Last week we saw how a shopkeeper should calculate the profit from goods sold during a day. In the simplified trading scenario, the trader bought bread at Sh25 each and sold it at Sh30. After selling 15 loaves in a day, he gross profit came to Sh5 x 15 = Sh75.

This easy calculation only works when the trader is dealing in one product only, but that is rarely the case. When there are several different items in the shop, doing the workings this way can be tedious.

One way of simplifying the calculation is for the trader to decide to add a constant percentage to the cost of buying a product in order to get the selling price. For example, a cosmetics trader once told me that he adds 35 percent to his products. That way, he knows the money he has made at the end of each day simply working backwards.

The “backward” calculation is actually not straightforward!
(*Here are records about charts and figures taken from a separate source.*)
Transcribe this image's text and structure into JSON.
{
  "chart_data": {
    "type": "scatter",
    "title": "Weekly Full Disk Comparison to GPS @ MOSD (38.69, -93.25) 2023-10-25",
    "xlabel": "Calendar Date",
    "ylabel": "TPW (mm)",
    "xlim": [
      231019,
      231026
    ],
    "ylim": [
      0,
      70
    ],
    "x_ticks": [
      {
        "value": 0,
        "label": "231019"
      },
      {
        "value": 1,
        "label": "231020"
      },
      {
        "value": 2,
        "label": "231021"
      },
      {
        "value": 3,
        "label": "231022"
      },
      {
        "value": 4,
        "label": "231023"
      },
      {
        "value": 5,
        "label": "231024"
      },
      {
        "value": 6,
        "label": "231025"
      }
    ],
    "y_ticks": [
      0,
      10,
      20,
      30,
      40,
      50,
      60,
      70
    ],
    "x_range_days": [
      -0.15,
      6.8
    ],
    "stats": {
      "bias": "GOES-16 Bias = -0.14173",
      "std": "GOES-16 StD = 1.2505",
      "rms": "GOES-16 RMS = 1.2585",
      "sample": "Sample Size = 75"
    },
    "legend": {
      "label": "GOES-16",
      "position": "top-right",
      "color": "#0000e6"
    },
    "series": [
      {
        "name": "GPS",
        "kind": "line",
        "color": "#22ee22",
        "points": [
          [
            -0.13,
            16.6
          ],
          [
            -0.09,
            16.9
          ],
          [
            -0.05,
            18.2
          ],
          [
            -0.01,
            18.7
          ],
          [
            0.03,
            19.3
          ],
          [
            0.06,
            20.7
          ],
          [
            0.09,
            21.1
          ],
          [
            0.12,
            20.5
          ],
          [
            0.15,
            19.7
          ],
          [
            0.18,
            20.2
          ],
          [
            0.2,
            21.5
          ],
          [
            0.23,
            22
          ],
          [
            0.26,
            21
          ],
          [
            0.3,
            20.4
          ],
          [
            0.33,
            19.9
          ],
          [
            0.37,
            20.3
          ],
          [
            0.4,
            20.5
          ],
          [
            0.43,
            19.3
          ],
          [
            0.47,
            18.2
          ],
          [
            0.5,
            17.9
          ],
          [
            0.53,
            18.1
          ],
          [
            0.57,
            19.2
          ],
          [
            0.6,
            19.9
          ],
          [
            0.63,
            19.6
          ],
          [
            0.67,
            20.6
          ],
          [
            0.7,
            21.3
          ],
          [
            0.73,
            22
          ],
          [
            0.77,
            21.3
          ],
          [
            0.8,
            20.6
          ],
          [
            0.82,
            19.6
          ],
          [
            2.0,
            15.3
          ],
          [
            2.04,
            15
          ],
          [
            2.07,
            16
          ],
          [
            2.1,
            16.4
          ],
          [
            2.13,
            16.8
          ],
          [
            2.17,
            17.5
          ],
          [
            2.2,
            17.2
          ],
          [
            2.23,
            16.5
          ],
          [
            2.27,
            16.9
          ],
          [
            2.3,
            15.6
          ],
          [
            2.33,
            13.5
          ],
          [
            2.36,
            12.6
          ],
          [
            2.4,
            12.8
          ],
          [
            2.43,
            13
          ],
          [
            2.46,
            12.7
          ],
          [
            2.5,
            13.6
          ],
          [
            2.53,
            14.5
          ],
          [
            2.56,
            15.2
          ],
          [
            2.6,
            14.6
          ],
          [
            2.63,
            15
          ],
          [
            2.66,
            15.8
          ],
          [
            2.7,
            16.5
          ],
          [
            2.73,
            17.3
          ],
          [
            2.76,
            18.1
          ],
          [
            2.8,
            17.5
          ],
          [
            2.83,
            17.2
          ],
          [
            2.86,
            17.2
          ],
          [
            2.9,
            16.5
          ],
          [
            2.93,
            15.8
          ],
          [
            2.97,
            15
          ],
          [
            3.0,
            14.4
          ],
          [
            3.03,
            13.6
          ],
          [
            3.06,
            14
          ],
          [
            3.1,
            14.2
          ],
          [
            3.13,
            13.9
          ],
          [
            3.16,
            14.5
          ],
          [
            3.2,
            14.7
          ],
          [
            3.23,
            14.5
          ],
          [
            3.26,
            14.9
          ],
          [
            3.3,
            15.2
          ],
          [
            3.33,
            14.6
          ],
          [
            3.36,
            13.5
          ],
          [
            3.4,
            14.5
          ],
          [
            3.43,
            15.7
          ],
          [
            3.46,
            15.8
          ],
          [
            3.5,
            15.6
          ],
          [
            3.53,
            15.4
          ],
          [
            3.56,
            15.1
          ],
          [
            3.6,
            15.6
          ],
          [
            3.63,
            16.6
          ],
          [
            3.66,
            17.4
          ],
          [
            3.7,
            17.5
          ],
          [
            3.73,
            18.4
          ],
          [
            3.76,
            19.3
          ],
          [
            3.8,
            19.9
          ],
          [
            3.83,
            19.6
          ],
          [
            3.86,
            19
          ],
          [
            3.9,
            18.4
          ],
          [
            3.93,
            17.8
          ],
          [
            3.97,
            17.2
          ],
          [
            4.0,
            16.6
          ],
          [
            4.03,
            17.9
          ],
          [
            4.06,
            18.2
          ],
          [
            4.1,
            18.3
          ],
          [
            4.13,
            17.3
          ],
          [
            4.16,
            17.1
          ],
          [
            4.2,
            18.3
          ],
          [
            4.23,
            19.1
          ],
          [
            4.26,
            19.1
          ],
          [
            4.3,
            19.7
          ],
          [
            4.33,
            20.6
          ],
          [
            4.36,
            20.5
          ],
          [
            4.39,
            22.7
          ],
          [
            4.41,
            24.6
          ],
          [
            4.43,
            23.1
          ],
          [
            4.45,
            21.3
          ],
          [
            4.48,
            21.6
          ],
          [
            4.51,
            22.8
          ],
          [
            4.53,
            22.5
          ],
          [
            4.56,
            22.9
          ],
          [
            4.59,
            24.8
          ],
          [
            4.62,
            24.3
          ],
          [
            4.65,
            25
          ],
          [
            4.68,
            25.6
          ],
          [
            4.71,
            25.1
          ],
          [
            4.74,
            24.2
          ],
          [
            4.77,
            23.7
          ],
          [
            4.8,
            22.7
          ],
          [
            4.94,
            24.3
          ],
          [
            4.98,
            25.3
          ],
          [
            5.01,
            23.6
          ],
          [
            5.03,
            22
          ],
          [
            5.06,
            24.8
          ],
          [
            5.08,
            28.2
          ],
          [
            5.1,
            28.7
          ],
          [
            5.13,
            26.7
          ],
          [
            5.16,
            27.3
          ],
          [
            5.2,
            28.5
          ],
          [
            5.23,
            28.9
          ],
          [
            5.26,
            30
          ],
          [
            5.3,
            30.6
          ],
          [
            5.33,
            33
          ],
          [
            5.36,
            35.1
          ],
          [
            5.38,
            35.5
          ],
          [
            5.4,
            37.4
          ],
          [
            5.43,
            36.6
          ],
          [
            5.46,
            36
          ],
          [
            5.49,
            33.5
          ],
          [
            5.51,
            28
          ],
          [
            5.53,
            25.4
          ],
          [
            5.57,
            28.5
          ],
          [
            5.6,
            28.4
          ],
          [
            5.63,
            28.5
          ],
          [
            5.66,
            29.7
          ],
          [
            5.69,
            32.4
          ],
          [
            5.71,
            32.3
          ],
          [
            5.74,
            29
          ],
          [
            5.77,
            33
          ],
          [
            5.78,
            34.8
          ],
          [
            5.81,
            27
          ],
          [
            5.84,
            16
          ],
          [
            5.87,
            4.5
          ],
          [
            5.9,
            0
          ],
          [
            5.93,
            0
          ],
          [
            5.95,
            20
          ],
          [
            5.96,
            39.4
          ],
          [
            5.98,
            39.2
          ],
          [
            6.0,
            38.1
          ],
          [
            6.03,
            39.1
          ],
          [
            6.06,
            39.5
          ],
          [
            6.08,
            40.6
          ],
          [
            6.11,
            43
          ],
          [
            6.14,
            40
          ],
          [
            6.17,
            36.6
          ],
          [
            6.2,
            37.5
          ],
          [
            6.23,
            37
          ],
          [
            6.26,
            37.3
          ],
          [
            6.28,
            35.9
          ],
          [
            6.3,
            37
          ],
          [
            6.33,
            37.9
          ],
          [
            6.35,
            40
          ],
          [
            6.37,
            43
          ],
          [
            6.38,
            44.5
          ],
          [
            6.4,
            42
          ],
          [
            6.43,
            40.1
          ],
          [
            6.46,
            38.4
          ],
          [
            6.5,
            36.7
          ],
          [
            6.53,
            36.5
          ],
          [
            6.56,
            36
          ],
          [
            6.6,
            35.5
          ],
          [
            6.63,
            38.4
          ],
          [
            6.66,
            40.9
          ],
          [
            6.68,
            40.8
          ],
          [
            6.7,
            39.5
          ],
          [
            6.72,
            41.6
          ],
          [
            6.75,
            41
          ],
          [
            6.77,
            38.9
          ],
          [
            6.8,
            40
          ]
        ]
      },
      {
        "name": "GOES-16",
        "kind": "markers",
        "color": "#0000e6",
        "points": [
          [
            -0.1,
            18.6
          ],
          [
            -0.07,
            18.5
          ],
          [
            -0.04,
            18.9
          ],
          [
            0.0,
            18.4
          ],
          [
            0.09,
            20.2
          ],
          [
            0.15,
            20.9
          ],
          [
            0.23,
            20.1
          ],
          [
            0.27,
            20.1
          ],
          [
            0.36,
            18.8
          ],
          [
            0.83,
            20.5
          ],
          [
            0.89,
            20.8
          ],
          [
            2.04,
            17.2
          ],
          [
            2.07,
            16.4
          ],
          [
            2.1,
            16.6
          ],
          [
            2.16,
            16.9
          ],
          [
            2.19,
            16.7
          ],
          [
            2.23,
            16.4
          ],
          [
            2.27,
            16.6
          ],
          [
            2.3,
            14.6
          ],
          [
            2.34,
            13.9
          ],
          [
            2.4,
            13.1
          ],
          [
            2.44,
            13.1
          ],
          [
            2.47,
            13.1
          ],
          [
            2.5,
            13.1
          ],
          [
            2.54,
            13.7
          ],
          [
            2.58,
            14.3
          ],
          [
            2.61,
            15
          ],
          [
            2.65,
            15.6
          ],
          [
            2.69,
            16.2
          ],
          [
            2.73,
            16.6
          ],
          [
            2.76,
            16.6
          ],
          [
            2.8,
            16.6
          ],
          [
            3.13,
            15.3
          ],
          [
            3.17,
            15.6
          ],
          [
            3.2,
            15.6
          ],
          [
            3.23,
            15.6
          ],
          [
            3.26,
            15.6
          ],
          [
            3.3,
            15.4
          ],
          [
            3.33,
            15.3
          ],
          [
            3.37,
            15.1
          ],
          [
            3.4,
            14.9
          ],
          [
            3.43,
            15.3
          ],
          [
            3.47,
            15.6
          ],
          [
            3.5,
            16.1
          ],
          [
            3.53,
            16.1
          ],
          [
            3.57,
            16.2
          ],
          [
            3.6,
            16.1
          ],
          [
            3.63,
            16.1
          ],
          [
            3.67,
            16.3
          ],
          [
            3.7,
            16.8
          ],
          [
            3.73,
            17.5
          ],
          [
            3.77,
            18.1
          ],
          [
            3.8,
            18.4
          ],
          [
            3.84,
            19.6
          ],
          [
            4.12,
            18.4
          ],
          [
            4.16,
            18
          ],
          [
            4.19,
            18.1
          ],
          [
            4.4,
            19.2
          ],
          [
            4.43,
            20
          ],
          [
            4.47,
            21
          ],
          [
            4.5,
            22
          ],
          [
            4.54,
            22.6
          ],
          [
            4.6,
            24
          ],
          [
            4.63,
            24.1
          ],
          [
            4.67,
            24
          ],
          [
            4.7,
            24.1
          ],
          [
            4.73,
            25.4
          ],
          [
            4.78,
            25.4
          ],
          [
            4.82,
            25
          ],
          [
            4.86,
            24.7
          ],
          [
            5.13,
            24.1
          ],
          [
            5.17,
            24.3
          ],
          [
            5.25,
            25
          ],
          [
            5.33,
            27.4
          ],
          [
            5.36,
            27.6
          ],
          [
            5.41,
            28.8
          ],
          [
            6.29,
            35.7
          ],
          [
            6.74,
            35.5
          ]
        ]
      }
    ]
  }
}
If an item is bought at, say Sh100, it will be sold at Sh135. So, the cosmetics trader knows that for every Sh135 in sales at closing time, Sh35 is his money.

Now how do we get from Sh135 to Sh35? Answer: we divide it by 135 and multiply the result by 35. Therefore, if day’s sales are Sh15,000, the trader’s “gross” profit will be: Sh15,000 divided by 135 (= Sh111.11) and then multiplied by 35. The answer is Sh3,888.90.

The above calculation assumes that the trader does not allow any bargaining by customers. But this is Kenya; it is in our culture to bargain – I do it all the time; even in supermarkets! If some of the items are sold at a lower price than that marked, then this calculation will no longer be valid.

However, the method of adding a constant percentage margin is helpful in a bargaining society like Kenya. With the price fixed this way, a trader can quickly get the buying cost of an item and therefore know how far down to go.

Let me illustrate with the same example as above: an item is bought at Sh100 and then sold at Sh135. If the same constant percentage method is used for all the other products, then it is clear that for every Sh135 in the selling price, Sh100 is the buying price.

We ask the same question as before: how do we get from Sh135 to Sh100? Answer: we divide by 135 and multiply the result by 100. In other words, we divide by 1.35.

So, when a customer begins to bargain, the trade will get his calculator and divide the marked selling price by 1.35. The answer will be the buying price. Now he is in a position to make a counter offer knowing the absolute minimum he can accept.